There are two different types of DML used, they are

Procedure DML

In this Procedure DML the user need to specify what data are needed and the user also need to specify how to get those data.

Non procedural DML

In this Non procedural DML the user need to specify what data are needed but not need to specify how to get those data. Non Procedural DML are usually easier to learn and used than procedural DMLs.

Users

Users interact with the DBMS indirectly via application programs or directly via simple query languages. The user's interactions with the DBMS include the definition of logical relationships in the database and manipulation of data.

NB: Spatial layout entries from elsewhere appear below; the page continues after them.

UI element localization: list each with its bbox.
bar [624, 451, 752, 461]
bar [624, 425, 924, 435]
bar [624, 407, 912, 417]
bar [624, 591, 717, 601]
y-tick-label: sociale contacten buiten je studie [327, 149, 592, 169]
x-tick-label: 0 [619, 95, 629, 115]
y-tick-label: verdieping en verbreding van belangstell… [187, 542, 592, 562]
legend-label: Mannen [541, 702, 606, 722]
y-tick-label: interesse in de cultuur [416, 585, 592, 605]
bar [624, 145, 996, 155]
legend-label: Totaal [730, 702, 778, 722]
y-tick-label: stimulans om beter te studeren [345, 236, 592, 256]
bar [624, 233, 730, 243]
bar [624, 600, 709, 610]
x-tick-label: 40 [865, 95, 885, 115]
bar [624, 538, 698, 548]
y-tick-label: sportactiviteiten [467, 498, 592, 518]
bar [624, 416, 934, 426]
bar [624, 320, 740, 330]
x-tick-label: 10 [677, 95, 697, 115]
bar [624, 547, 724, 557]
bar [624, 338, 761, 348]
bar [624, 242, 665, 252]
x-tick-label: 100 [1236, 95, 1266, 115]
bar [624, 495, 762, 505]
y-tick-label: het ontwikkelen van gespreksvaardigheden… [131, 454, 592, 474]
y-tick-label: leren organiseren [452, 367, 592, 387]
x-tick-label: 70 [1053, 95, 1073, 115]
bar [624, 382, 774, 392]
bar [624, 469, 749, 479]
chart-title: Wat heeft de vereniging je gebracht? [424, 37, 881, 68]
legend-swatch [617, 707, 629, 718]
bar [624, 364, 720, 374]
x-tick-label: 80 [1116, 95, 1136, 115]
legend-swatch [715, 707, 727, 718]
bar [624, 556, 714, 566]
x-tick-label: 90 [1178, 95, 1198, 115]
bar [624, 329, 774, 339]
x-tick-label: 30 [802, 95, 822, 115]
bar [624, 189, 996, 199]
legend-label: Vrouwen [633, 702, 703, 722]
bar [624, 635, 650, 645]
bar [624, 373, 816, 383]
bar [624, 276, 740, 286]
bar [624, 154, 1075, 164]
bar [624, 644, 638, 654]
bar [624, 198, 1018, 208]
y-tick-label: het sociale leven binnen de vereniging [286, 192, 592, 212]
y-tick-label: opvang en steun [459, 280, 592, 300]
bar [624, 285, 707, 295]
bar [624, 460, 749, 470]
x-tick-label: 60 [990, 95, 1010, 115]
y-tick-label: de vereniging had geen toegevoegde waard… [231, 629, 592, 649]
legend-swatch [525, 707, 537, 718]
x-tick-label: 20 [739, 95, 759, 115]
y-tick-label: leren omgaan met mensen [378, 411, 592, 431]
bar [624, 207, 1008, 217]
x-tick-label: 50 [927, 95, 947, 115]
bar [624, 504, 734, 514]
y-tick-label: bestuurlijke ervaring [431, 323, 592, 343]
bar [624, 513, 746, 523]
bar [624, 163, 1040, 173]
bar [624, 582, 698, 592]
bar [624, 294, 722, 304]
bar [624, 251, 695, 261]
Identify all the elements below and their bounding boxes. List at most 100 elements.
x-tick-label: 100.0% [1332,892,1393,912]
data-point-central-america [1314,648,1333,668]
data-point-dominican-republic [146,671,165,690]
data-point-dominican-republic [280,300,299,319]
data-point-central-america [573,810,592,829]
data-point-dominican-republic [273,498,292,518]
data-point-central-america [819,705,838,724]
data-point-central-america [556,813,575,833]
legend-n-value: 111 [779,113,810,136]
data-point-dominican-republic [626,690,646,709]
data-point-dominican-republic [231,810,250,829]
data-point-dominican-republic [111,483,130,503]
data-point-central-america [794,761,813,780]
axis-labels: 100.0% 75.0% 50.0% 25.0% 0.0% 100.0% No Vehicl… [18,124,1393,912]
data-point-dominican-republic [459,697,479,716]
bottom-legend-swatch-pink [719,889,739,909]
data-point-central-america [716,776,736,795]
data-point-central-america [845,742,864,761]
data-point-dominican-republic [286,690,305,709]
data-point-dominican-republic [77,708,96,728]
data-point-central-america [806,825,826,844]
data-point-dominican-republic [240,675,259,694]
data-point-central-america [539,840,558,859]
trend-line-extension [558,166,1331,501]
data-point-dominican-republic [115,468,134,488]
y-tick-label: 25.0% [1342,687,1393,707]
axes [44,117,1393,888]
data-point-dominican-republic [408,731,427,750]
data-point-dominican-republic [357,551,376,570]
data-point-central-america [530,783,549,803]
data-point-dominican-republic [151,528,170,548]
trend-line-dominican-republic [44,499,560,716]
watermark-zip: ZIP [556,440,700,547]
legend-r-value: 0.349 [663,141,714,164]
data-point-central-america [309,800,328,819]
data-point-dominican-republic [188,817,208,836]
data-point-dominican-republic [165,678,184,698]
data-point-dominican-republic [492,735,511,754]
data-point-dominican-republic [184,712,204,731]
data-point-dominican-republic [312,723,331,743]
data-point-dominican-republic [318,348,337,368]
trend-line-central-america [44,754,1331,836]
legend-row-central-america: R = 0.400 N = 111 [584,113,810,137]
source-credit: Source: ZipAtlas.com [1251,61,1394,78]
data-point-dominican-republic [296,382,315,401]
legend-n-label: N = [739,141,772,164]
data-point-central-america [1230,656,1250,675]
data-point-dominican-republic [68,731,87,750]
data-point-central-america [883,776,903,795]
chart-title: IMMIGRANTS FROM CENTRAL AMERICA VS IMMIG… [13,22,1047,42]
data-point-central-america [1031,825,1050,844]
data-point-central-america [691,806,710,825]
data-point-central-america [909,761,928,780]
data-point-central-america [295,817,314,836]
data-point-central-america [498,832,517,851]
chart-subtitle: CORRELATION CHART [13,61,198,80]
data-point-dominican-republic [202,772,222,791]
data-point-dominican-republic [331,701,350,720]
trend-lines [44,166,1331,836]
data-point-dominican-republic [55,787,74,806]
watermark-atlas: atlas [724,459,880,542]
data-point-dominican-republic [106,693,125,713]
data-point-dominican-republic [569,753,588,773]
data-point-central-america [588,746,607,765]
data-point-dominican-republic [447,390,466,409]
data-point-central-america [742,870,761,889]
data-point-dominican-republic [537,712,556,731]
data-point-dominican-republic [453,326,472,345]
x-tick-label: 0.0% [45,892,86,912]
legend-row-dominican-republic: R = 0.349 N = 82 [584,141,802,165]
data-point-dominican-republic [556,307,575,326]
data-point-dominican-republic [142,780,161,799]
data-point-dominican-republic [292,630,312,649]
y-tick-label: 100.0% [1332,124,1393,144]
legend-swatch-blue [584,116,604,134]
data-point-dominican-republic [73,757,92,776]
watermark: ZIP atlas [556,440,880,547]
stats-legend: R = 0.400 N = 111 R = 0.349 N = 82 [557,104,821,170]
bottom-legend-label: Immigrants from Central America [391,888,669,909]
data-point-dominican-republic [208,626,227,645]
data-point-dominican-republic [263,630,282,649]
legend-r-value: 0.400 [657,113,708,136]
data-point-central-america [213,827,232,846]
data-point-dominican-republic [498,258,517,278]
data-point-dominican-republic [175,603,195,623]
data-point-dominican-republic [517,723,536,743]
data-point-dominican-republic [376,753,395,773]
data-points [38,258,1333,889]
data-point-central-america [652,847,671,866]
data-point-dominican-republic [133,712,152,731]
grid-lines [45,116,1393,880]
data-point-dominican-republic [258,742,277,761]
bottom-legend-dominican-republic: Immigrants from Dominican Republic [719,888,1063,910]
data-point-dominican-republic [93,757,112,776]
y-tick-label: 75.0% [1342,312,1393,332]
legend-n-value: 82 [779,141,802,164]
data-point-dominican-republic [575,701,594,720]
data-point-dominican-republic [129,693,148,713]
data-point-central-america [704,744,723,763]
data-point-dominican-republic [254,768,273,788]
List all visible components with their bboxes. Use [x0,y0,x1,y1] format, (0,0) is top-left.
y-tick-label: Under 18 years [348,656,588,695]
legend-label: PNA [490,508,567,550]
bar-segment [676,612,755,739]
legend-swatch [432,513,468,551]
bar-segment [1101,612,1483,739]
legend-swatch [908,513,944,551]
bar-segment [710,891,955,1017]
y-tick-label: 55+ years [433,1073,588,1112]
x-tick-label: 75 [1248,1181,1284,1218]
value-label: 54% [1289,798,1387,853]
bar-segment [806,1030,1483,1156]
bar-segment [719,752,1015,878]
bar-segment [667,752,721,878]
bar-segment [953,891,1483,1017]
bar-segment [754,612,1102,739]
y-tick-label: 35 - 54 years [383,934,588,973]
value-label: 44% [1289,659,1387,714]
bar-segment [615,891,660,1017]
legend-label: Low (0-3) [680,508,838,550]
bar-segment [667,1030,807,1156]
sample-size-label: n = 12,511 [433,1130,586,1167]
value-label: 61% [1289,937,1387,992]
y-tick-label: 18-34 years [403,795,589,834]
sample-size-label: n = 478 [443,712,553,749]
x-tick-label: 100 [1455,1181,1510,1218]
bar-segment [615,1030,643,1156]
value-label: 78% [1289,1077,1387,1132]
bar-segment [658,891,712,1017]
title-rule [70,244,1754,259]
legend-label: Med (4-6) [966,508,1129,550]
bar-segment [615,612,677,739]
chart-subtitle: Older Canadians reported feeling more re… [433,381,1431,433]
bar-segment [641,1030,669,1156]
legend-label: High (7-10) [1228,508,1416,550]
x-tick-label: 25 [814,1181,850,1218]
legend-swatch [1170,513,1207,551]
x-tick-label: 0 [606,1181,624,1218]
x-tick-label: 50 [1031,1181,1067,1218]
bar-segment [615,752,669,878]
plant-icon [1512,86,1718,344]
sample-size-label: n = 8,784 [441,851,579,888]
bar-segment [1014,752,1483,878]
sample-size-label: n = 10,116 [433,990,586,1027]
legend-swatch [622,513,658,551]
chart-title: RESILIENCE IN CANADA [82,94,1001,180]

Different types of Database Users

One who uses database is called database user. There are four different types of database users. The different types of database users are differentiated by the way in which users interact with the system. The main four database users are,

Database administrator

Application programmer

Native user

Sophisticated user

Database administrator

The entire database needs a central control of both data and the program that access those data. The person who has such central control over the system is called data base administrator (DBA). The main functions of DBA are schema definition, providing security, etc.

Application programmers

A person who interacts with the system through application programs is called application programmers. Application programmers are computer programmers who write different application program. Application programmers write programs in C, C++, Visual Basic and Pascal and these programs also include some DML commands for manipulating database.

Native users

Native users are database users who interact with the system by invoking one of the permanent application programs that has been written previously.

Sophisticated users

These users interact with the system through any type of query language .These types of users interact with system without writing program.